Plenty of Americans would ignore a wandering dog in the street too but I’d like to think that we care enough as a society to help those that cannot help themselves.
One day the shoe will be on the other foot and your dog will be missing. Wouldn’t you want someone to care enough and take the time out of their day to help?
While many don’t view humans and dogs on the same level, let me ask you this. If you were driving or walking along and a toddler ran across the road with no guardian in sight, you’d stop to help, right? Suddenly you want to get involved, magically found the time and it becomes your place to help. For me, a loose dog is exactly the same. I stop and help. Every time. Both dogs and kids are living beings that need our help before the situation gets dire.
I feel very strongly about animals — maybe because Dagny is pretty much my everything here — and I don’t understand people who just don’t want to get involved and walk on past a perfectly friendly animal that is clearly lost and NEEDS HELP. To be clear, I’m not advocating putting yourself in danger. If the dog appears aggressive, call for help. But don’t just stand there and do nothing.
Here are some tips if you come across a loose dog and need to get it to safety:1. Don’t put yourself in danger. Wanting to help isn’t worth getting hurt yourself. If the dog seems aggressive or mean, it’s best to not approach him directly. Call your town’s animal control or vet to get assistance.
2. Go with your intuition. If a dog appears friendly and your gut says to stop and see if you can help, don’t think about it further — just stop! By the time you go back and forth with yourself on whether you should stop, the dog might get hit by a car or run off. Go with your gut. The same goes with a dog that doesn’t appear friendly. If your intuition is sending up red flags, don’t approach!

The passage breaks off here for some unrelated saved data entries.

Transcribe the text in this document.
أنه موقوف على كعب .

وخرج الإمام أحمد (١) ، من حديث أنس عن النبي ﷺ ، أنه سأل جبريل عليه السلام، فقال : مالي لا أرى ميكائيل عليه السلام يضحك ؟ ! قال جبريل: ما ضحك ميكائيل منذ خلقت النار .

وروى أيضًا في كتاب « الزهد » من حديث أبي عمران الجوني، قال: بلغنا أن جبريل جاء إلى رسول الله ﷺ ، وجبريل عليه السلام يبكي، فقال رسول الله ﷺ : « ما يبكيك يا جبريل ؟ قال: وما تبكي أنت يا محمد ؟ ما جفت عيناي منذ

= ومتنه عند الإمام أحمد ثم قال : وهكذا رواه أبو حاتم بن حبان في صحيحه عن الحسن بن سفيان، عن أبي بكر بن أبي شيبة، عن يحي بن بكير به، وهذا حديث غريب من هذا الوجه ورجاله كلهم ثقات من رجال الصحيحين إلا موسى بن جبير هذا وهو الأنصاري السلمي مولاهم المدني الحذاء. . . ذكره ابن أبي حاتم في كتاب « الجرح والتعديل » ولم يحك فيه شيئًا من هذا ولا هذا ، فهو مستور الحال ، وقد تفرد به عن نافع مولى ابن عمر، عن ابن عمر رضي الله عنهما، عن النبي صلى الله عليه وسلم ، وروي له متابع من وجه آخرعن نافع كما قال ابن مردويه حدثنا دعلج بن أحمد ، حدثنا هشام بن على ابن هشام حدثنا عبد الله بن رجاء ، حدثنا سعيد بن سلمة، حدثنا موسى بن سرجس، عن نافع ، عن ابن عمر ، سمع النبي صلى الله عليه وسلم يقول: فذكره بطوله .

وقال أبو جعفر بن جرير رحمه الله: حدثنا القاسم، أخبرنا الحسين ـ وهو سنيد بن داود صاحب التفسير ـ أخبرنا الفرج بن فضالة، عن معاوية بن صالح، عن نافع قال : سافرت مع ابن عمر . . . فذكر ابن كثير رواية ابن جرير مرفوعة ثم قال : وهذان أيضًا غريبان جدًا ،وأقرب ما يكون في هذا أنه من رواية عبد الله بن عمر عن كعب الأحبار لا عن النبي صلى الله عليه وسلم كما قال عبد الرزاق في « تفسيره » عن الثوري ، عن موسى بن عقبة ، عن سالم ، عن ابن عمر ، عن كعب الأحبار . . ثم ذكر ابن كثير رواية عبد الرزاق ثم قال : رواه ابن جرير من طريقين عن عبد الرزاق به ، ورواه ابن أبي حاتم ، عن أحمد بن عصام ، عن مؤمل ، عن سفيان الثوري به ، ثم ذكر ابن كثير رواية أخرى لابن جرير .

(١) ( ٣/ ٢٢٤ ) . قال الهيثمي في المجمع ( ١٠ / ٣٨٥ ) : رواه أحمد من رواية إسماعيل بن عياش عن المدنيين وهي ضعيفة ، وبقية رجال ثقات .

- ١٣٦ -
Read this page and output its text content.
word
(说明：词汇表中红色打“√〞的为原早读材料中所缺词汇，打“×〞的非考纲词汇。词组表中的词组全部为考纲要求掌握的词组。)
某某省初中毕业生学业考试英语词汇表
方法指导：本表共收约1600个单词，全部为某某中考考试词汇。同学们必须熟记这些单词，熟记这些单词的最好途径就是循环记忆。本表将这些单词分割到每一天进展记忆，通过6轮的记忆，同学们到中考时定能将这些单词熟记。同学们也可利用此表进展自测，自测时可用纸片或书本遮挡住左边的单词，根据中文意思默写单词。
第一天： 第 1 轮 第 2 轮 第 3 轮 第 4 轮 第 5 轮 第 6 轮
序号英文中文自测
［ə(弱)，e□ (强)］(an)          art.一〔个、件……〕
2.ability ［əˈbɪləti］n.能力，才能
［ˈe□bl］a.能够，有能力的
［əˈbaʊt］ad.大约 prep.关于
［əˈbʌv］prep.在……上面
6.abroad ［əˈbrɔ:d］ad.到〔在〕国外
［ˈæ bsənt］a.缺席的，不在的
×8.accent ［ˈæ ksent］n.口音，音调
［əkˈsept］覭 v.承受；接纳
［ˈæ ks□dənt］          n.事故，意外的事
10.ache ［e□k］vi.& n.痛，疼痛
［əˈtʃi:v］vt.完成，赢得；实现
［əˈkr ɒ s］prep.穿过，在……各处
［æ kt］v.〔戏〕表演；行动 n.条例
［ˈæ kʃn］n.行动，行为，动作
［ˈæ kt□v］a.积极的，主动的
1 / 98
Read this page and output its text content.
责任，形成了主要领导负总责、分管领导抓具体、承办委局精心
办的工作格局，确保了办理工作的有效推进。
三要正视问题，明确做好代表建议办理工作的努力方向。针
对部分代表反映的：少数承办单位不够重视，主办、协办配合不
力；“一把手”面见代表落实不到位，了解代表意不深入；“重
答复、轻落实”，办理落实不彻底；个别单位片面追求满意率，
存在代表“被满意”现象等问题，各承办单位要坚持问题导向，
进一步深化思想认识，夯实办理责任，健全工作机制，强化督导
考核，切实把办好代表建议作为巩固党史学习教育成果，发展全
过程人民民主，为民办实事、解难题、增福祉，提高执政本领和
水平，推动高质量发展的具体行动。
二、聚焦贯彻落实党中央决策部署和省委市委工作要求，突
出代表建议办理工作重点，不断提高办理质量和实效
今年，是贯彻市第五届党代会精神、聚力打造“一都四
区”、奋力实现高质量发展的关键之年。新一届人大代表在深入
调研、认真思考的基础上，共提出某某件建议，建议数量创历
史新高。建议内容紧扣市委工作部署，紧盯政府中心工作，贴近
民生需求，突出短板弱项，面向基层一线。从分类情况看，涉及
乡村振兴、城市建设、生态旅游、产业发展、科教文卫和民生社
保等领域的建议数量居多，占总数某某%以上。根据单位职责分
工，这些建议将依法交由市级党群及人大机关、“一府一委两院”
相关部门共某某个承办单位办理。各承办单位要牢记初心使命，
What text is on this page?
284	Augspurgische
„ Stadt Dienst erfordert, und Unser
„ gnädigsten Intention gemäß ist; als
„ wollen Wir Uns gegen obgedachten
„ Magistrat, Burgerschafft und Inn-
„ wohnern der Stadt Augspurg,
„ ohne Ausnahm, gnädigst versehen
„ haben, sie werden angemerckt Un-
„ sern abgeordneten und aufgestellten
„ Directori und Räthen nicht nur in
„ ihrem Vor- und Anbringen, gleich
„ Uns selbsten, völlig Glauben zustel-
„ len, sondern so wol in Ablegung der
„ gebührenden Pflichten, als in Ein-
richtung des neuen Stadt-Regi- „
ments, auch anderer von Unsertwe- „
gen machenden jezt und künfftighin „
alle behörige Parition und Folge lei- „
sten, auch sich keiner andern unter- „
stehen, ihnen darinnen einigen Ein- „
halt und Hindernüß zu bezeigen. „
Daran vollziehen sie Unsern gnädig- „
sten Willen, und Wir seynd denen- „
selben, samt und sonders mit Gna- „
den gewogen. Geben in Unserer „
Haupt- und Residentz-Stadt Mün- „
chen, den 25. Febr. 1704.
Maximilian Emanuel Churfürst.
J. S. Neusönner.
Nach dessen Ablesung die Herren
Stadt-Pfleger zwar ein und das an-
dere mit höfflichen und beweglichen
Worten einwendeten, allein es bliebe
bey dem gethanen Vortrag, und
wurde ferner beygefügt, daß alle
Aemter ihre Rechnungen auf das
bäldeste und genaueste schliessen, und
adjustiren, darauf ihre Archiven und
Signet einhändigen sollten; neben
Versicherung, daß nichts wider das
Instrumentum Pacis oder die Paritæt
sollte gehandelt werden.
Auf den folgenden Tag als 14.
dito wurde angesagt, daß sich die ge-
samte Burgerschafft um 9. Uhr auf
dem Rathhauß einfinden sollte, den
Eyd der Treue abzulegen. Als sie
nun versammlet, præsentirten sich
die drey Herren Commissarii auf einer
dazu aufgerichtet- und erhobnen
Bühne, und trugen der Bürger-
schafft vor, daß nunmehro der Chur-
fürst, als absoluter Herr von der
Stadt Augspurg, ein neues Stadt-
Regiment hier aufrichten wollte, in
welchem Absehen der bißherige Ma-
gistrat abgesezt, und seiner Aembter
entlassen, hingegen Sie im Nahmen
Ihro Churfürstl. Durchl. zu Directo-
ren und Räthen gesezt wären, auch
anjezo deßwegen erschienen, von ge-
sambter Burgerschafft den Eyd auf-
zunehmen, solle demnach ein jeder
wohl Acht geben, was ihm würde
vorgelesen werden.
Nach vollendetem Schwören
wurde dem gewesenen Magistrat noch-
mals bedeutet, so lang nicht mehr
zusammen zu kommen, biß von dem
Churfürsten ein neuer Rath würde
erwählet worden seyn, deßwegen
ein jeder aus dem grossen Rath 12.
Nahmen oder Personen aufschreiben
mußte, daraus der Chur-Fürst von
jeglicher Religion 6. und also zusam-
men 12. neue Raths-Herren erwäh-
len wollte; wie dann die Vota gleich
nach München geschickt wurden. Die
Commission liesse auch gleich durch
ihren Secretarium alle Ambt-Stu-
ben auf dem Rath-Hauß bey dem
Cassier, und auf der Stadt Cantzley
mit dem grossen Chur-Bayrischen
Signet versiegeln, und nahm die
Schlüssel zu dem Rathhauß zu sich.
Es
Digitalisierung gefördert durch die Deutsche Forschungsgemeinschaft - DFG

3. Don’t make any quick movements. Even a nice dog can spook or become aggressive if he feels threatened or cornered. Stay calm and patient to keep everyone safe as you gently put a leash on him and/or guide him to safety.
4. Carry an extra leash. You never know when you’ll need it. Maybe yours will break or you’ll encounter a loose dog. Better safe than sorry.
5. Carry emergency numbers with you such as animal control and the local vet. Again, you never know when you’ll need to make a call.
Luckily this story ends well.
Shortly after we returned home, my phone rang. It was the vet telling me that she scanned the dog again and was able to find a microchip with the owner’s information. She called him and apparently the dog was a bit more excitable than normal due to a neighbor’s dog being in heat, so he destroyed the fence and had escaped that morning. The vet asked me if she could give my information to the owner since that’s normal protocol, so he could properly thank me. I said of course. But it’s now several days later and I haven’t heard a peep from the dog’s owner. But that’s not what’s important. Dagny and I made a difference in that dog’s life whether he knows it or not, and for that, we can’t help but be proud.